The number of contractors now exceeds the number of troops, according to The New York Times. It is a combustible mix of the private and public sector that led in part to the Abu Ghraib scandal, where contractors set an example of wild, savage behavior when they watched over the detainees, and the soldiers followed suit. The problems continue to haunt places like the U.S. Embassy in Kabul. As Ginger Thompson reports, the Embassy “guards worked in a ‘Lord of the Flies’ environment."
From a budgetary perspective, it is not clear what the really savings are, either. The Center for Strategic and International Studies’ Frederick D. Barton told a Times reporter that “no one really knew whether having a force made up mainly of contractors whose salaries were often triple or quadruple those of a corresponding soldier or Marine was cheaper or more expensive for the American taxpayer.”
The fact that the military continues to rely on contractors to such a large extent may seem odd at first glance, particularly since it does not seem to help the government’s financial problems.

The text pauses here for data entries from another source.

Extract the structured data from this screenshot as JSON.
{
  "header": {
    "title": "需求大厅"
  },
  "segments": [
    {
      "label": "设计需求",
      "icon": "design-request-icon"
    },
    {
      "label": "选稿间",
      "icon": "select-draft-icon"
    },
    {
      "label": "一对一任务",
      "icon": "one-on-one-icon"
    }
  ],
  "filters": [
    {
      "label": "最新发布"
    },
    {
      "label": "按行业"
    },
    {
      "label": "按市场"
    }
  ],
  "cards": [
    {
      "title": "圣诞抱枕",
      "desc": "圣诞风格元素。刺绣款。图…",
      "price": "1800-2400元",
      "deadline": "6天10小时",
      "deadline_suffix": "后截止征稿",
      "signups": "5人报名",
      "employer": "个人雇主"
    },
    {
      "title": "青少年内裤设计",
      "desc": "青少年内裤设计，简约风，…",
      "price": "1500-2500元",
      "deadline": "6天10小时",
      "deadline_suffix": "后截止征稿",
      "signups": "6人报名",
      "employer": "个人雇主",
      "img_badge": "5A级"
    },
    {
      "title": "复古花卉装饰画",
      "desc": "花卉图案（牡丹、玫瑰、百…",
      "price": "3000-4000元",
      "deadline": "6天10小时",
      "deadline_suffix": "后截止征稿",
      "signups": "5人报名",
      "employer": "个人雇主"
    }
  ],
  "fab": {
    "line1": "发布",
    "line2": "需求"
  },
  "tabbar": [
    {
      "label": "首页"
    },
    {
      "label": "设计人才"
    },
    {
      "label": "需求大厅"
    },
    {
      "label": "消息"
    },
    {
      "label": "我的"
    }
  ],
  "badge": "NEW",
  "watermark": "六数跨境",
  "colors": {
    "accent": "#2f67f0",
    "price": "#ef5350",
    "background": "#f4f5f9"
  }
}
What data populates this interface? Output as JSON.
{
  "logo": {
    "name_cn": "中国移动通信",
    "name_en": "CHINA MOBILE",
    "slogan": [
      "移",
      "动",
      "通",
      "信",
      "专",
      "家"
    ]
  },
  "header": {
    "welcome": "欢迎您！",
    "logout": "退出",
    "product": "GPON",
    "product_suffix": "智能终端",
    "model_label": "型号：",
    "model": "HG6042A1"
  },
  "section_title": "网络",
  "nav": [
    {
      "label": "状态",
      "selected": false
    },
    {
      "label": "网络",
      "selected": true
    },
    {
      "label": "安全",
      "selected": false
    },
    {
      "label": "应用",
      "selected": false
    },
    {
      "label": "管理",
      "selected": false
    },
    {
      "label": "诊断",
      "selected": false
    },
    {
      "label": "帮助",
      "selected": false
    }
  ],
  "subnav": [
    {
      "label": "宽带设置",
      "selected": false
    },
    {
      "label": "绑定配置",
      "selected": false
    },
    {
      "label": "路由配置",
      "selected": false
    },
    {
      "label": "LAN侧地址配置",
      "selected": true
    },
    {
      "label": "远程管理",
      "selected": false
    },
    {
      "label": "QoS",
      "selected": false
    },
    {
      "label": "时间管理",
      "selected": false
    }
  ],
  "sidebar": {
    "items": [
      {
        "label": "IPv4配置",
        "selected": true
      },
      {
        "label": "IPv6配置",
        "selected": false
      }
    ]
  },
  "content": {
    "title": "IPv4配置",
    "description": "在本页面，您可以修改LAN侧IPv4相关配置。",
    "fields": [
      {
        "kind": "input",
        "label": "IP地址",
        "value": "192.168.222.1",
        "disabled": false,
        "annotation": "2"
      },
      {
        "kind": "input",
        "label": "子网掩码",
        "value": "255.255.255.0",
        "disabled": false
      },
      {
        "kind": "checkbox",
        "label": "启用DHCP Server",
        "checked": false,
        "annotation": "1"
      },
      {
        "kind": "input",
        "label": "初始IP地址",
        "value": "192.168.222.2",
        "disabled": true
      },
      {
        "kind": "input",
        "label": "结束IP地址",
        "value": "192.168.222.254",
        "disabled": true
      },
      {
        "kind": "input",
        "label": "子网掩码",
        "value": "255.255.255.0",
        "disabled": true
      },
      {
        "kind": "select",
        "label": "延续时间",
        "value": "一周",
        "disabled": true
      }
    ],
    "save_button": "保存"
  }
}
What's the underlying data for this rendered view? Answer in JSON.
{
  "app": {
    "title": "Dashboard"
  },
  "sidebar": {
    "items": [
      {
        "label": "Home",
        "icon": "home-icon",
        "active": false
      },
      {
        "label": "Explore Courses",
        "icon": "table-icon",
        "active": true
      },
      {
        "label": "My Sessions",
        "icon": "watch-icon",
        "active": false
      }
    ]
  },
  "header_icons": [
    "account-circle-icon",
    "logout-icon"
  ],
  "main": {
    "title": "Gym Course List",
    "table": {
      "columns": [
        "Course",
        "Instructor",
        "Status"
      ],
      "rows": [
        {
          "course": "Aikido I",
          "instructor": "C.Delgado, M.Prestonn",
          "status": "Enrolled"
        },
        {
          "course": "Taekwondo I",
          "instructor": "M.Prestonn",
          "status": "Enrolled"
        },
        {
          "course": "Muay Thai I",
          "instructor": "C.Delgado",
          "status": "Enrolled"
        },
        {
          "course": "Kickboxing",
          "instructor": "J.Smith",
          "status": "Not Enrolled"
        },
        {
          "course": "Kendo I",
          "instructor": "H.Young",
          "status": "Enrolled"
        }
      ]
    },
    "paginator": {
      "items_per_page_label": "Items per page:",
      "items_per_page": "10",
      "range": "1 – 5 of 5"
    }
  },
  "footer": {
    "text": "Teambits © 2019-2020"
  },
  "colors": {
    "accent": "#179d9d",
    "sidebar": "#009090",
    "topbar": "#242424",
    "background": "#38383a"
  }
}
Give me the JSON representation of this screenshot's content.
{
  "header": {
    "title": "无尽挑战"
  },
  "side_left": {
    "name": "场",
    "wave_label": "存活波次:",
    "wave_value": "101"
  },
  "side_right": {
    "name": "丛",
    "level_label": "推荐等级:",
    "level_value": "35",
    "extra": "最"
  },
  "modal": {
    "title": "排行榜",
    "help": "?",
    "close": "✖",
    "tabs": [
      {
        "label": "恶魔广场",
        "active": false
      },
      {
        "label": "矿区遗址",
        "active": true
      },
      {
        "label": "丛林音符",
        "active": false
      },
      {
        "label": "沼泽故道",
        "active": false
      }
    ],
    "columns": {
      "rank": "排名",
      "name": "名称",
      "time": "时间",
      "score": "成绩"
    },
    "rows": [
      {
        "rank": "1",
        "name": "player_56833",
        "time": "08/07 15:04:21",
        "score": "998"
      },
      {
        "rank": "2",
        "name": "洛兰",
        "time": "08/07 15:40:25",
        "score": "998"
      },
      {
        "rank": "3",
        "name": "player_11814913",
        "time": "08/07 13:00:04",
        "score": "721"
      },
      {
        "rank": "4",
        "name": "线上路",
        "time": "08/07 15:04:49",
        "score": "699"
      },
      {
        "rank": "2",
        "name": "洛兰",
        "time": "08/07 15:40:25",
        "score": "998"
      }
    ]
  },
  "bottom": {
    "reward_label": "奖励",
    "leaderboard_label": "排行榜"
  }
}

As Corporate Warriors author P.W. Singer told me, the only studies that have been done are those that have projected savings -- and have been conducted by contractors.
In truth, there is no compelling argument that shows that using contractors is fiscally responsible. Instead, the contractors are used for another reason: There are not enough troops to staff the war. As long as the U.S. needs this many troops overseas, fighting on multiple fronts, then contractors will continue to be used, and the problems with their employees at the U.S. Embassy and in other places in Afghanistan will only increase.